Com o título “Ano novo, vida nova!”, eis o artigo do historiador Affonso Taboza, sobre o sentimento de mudança para melhor. Mas nem sempre é assim… Confira:
Fim de ano é tempo de otimismo. Discreta onda de euforia invade o planeta a partir de meados de novembro, aumenta de amplitude nas primeiras semanas de dezembro e se torna avassaladora nos dias que precedem o Natal e o Ano Novo.
Profusão de luzes em árvores e fachadas, músicas natalinas envolventes, lojas decoradas com motivos festivos, tudo concorre pra montar o clima. No ar um quê de magia, uma aura de bem-estar. Sente-se gosto e cheiro de felicidade, como se a vida, daí pra frente tivesse fatalmente que mudar, deixando para trás transtornos e frustrações do tempo que passou.
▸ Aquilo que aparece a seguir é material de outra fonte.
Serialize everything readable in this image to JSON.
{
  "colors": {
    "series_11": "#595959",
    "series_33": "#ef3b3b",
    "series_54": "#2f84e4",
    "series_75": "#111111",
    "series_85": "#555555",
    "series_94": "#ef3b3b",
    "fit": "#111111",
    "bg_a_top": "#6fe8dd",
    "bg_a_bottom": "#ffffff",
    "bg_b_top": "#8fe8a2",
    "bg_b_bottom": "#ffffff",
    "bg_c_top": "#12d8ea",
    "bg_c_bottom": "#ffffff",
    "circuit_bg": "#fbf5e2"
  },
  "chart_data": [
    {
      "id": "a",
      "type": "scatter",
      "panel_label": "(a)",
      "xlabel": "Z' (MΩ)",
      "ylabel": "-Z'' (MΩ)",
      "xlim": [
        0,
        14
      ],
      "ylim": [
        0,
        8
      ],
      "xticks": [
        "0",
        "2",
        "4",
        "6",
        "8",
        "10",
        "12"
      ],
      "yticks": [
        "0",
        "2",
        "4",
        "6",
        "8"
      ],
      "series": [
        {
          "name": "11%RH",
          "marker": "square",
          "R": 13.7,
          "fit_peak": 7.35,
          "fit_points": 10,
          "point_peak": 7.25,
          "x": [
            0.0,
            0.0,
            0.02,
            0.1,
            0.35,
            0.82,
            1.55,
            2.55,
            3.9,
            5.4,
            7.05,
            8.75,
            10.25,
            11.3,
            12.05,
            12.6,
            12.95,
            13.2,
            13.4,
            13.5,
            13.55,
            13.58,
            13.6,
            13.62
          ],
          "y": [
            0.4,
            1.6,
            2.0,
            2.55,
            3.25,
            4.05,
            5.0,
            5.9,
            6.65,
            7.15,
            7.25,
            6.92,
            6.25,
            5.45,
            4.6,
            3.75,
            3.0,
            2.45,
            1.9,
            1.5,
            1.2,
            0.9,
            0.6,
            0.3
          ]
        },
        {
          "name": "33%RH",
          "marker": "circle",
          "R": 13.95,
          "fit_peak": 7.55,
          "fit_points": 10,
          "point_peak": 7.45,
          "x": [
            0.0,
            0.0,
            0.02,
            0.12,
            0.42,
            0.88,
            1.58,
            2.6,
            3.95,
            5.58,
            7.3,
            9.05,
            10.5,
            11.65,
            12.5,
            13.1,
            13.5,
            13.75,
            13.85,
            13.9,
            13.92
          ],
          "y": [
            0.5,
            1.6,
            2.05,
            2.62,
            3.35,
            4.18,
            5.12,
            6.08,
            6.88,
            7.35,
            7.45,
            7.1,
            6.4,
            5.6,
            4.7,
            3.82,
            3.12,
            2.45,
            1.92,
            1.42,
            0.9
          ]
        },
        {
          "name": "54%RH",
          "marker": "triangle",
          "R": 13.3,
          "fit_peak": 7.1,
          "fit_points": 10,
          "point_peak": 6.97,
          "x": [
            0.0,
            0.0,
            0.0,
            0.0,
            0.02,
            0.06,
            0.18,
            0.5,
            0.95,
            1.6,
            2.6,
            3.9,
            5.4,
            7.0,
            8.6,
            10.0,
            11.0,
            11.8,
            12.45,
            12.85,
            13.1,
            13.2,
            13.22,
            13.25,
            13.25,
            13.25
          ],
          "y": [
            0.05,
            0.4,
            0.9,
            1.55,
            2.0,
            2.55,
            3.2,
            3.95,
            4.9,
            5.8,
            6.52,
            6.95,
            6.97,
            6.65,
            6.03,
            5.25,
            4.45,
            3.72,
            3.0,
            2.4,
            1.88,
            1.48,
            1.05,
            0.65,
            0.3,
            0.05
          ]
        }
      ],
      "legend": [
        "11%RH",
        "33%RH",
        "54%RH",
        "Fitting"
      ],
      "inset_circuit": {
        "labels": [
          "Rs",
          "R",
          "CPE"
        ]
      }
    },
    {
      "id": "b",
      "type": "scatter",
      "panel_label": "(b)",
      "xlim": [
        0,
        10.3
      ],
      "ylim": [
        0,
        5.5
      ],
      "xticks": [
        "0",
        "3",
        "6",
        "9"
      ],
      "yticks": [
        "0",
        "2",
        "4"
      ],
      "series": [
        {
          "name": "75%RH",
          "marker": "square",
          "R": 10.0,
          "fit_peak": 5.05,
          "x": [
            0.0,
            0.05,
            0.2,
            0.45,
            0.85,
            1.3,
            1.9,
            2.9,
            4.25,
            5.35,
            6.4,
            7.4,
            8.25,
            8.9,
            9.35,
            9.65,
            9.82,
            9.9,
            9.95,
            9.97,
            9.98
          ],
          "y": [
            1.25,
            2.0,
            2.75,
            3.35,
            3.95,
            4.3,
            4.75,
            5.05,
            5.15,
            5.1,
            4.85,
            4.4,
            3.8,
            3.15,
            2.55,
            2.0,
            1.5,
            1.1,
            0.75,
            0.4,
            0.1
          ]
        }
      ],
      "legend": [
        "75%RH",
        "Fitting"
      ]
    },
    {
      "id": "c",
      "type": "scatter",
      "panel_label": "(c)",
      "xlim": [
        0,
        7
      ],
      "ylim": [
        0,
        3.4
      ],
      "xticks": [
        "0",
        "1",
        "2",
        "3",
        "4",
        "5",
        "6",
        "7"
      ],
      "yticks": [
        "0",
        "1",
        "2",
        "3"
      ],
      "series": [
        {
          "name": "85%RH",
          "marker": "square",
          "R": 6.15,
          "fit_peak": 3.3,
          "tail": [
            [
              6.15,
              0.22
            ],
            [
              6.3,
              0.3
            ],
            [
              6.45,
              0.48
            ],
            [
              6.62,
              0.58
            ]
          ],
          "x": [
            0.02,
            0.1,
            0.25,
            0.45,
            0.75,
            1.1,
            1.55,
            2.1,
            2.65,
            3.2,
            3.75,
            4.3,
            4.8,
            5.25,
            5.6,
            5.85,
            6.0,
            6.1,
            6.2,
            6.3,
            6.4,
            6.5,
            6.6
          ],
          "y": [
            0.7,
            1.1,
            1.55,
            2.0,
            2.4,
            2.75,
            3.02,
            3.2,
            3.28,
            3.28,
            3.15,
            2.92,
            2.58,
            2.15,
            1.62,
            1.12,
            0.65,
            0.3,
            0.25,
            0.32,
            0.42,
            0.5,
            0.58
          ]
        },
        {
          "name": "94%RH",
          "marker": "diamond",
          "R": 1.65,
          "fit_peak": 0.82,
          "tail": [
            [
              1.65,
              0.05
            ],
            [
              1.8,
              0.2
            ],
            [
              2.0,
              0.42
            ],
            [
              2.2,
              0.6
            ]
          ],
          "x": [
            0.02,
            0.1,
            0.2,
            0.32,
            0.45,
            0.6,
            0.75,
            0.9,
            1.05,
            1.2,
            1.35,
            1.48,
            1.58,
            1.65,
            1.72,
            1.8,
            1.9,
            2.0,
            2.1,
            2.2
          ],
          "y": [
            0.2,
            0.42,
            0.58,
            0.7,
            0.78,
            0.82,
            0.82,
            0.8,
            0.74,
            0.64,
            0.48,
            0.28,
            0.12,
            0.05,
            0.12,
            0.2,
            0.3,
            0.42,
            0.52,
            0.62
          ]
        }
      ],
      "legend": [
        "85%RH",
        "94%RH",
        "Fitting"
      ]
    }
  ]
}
Uma quadra de bonança, onde é proibido falar de problemas e complicações. Negócios maiores são postergados até por empresários de postura austera, como se proibido fosse queimar neurônios e “esquentar” num tempo que foi feito pra curtir.
Natal, festa religiosa, e Ano Novo, festa profana, se irmanam. Uma humaniza as pessoas, desperta sentimentos de solidariedade, de fraternidade. A outra nos faz ver o futuro com as lentes do otimismo. O tilintar de taças envolvido pelo ruído festivo e pela beleza dos fogos fecham o período.
Razões pra tal comportamento coletivo? Não me arrisco a opinar. É ciência que não domino. No entanto, não custa arriscar um palpite, sob a forma de singela comparação.
Imaginem reação e sentimento de quem atravessa um deserto dia após dia, semana após semana, sol escaldante, areia frouxa e quente sob os pés, e de repente chega a um oásis. O frescor da água, a sombra das palmas e tamareiras, o vento ameno… A sensação de bem-estar é tal que o andarilho, se pudesse, ali se plantaria para sempre. Pois bem. Podemos comparar o deserto com o ano que fica para trás, de travessia sofrida, enervante, e as festas de fim de ano com o oásis. Tempo de retempero, de recarga de baterias. Tempo de cabeça fria.
Que as pessoas são influenciadas pela fantasia, não há dúvida. Que são movidas por forte comportamento de manada, é inquestionável. Isso, porém, não invalida o resultado: a sensação de bem-estar coletivo. As festas de fim de ano têm valor inestimável para a estabilidade emocional das pessoas, e em escala maior, da sociedade. Alguém já disse que o mês de dezembro é o sábado do ano. Mês das bermudas, do pé no chinelo, do traje casual. E ninguém se intrometa. Deixem as pessoas relaxar. Elas precisam. Até porque essas “férias” são curtas e logo, logo, ao raiar do 2 de janeiro, elas terão de deixar o oásis e cair novamente na aridez do deserto. Sem vida nova. Tudo como no ano anterior, sem refrigérios, sem enfeites, sem louçainhas. Com uma pequena diferença: Mente descansada, energias renovadas, mais confiança no futuro. Só isso.
É uma pena… A simples mudança do calendário não faz milagre.